Connecticut School Shooting: How to Discuss with Your Children

27 people, 18 of them children, are reported dead in the shooting at Sandy Hook Elementary School, according to Newtown Patch. What will you say to your children?

Parents' hearts are in their throats across the country as news spreads of an elementary school shooting in Connecticut that reportedly took the lives of 20 children and seven adults.

Newtown Patch in Connecticut is posting live updates about the shooting, and will continue to follow the story this weekend.

But for those of us in Dearborn, Michigan, and the rest of the country, the incident will raise questions about how future such massacres can be prevented. It will also require parents everywhere to figure out how to discuss the violence with their children.

Parenting.com offers advice for discussing tragic incidents with children. Among the suggestions:

  • Don't bring frightening issues up with children under 7, but be prepared to discuss them if your child asks.
  • Reassure your small children that they are safe. Even though you know you can't guarantee it, admitting ambiguity won't be helpful.
  • Ask questions to make sure you understand how your children are feeling, and assure them their feelings are OK.

The New York Times parenting blog offers a dialogue and a video about discussing violent and scary incidents with your kids.

Do you plan to discuss the shooting with your children?
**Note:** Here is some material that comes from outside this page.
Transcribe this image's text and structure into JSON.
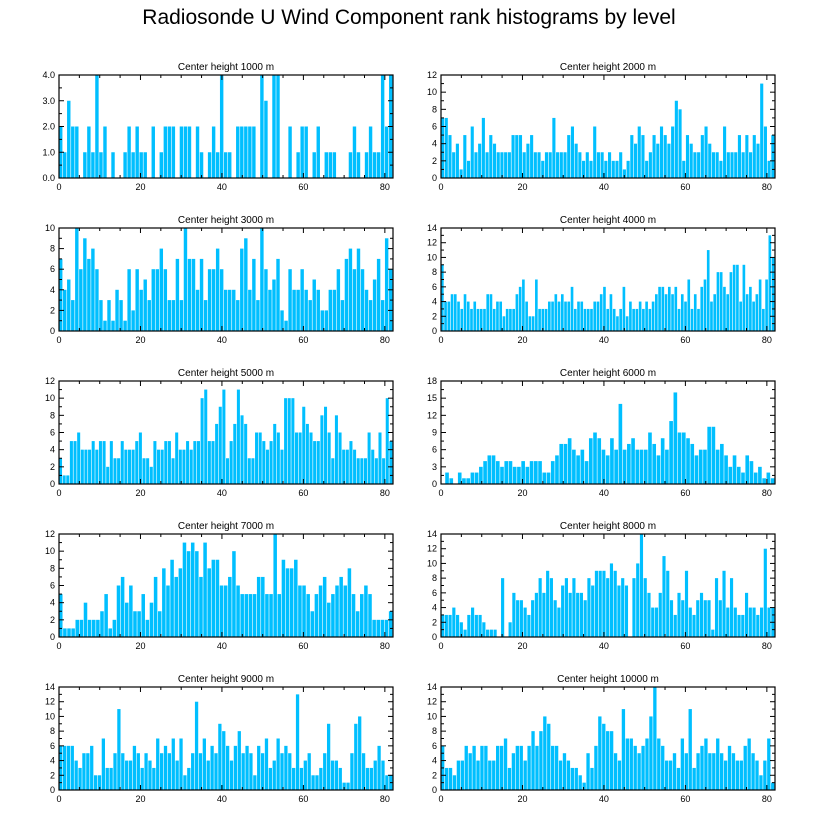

How will you go about it? Share your thoughts in the comments.

Lee Jacobsen December 17, 2012 at 04:29 PM
My child will soon be taking a Concealed Weapons Permit class to enable her to protect herself. Hopefully, she can upgrade it to a level where she can carry and protect others in churches, malls, restaurants, schools, all currently free shooting zones for folk with scrambled brains. If your brain is not working right, you ignore laws. A crazy person shoots people if the mood strikes them to do so. The crazy in CT shot himself when he knew offensive weapons were coming his way. If those teachers, principals, the ones who wanted to carry, were armed, they could have shot back through the closet doors and , who knows, the crazy would have stopped and shot himself on the spot, saving many lives. Return fire on the site is the only option that would have stopped this guy. In the end, fear made him take his own life, that fear should have occurred much sooner. A good example, incredible as it may seem, is Detroit. With slow police response, more folk are arming themselves. This puts fear into the robbers, who move to easy pickings like victims in Dearborn who are less likely to be armed, rather than rob fellow Detroiters, who are more likely to shoot back. Use some common sense. If you are a crazy, and want to kill folk with a gun, would you go into a police station to do it, or a gun free zone like a church, school, mall, theater, restaurant? The facts speak for themselves. Time to make all areas more like police stations, with trained folk to shoot back.